The topic pretty much sums the question up. Our musical is coming up (Thoroughly Modern Millie) and we are not wanting to use backdrops or close the curtains, We are wanting things to fly in and fly out and float in and float out. I know that we can have our actors move things on and off, But for some scenery we want it to look like its moving with out anything, Like tracks do. So I was just wondering if anyone has successfully done this, how?


----------



## MPowers (Sep 28, 2013)

carsonld said:


> ........we want it to look like its moving with out anything, Like tracks do. ............

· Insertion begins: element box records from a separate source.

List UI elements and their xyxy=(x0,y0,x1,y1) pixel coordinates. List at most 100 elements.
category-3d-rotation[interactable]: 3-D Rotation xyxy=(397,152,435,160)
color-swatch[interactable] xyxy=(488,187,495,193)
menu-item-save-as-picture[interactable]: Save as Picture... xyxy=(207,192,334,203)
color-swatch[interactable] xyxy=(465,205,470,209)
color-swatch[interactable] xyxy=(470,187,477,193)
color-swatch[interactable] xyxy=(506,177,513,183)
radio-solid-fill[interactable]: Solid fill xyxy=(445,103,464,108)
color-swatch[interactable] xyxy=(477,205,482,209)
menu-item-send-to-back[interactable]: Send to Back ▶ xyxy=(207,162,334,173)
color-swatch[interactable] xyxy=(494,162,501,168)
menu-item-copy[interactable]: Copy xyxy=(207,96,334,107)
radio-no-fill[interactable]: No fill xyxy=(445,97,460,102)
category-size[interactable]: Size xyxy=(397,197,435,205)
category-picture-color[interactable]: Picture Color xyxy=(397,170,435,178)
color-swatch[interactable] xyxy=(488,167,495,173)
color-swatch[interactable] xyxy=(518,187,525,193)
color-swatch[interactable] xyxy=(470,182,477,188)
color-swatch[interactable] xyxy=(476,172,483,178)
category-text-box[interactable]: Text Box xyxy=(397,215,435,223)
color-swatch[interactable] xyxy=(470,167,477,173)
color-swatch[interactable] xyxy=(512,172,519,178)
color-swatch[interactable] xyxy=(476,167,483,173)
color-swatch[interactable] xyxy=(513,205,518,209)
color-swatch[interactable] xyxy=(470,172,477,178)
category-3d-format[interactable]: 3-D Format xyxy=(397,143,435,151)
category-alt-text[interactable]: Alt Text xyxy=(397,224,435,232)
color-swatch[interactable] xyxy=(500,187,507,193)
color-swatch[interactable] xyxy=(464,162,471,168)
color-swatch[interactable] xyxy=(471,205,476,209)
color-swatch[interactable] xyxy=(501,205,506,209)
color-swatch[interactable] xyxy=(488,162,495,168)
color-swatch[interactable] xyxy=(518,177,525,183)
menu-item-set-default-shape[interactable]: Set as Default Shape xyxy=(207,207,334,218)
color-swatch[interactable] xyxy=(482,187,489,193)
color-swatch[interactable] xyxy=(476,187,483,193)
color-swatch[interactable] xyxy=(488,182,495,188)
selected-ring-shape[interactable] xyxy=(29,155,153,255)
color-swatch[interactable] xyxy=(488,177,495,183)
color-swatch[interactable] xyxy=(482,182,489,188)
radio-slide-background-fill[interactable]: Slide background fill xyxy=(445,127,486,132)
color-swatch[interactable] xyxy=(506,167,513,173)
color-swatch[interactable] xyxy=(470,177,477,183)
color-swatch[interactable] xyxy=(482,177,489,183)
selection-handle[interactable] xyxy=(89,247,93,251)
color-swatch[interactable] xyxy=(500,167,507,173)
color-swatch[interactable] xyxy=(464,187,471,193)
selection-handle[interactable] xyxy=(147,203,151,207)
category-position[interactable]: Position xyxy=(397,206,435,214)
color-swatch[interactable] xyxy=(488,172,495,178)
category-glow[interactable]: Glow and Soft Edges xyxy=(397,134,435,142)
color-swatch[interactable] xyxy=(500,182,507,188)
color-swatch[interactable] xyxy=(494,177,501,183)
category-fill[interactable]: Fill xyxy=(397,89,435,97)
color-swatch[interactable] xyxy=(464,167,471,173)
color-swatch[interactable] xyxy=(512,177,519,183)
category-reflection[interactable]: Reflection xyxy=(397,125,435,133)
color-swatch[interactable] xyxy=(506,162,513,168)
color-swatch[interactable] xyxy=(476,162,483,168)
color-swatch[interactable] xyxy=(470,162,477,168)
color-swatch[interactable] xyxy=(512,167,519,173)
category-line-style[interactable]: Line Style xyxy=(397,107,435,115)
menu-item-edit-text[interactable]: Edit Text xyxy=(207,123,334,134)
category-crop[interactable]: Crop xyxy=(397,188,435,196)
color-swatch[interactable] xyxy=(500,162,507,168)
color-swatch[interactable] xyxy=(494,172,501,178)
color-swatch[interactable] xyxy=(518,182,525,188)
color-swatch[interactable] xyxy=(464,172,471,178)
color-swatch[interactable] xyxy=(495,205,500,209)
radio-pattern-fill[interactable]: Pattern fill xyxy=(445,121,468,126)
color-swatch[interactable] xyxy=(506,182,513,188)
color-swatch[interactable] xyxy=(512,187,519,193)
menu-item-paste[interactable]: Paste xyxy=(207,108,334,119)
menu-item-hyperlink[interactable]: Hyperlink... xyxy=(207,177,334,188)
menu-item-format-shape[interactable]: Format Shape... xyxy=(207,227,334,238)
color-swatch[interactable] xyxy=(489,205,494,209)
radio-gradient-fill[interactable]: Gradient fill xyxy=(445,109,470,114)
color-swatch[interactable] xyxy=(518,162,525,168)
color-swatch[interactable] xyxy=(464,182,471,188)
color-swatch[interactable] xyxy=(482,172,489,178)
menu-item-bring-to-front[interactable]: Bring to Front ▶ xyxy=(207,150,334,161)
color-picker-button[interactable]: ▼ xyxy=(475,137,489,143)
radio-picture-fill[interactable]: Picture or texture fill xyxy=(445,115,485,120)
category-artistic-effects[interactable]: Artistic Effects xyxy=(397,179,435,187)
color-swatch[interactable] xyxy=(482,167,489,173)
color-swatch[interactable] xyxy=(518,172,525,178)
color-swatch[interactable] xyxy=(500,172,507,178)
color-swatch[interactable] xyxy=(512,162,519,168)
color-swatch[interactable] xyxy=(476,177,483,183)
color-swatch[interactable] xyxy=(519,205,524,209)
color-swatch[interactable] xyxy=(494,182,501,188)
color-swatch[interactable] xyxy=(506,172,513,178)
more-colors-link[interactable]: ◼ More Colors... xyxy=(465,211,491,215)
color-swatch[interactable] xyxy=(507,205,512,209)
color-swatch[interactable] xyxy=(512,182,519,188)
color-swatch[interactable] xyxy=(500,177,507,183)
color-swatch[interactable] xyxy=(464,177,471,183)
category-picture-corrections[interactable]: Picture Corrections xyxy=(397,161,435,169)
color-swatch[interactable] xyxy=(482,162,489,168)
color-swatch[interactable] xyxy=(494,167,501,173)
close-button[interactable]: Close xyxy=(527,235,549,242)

There is no way to completely achieve this look with out tracks to conceal the drive mechanism and the guiding device. To do this without tracks you need wagons or pallets with straight casters and a push stick. If you want to have a low profile look, pallet versus wagon, use a roller caster http://www.rosebrand.com/product2682/Pallet-Master-Caster.aspx?cid=211&idx=6&tid=1&info=Casters or similar. the push stick is just that. A rod or pipe or wood stick that is hinged to off stage side of the wagon/pallet to push or pull the unit on and off stage. Paint the push stick to match the stage floor, and it will be ignored by the audience, (willing suspension of disbelief) it will not be invisible, just ignored if you simply use it and don't try to go to great lengths to hide or disguise it.


----------



## Footer (Sep 28, 2013)

There is always the wagon and push stick method.... or the hide people behind the scenery and have them move it without being seen. No matter what though your going to be attaching stuff to rolling wagons and moving on them. I assume you don't have a fly space or the ability to rig tracks from overhead?


----------



## themuzicman (Sep 29, 2013)

A theatre I worked in a few months back didn't have money for an auto package so they covered their entire deck in 1.5" ply and left room between the pieces of wood for scenery to track. They then got a caster just slightly taller than the ply and as wide as the space they left between the platforms. They had people operate it from behind, pushing the scenery into position and it looked like automation. Once it got into place there were locks that would drop into tiny holes in the deck to keep the entire piece from rolling.


----------



## lwinters630 (Sep 30, 2013)

Motorized wagons,search C B


----------



## BrianWolfe (Sep 30, 2013)

When I saw Chess on Broadway in 1988 they had a number of periaktoi that moved in very precise, fancy choreographed ways. I asked about the automation and was very surprised to learn that there was a stagehand on the inside who rolled the triangular column around the stage following tape and looking through discreet vision holes.


----------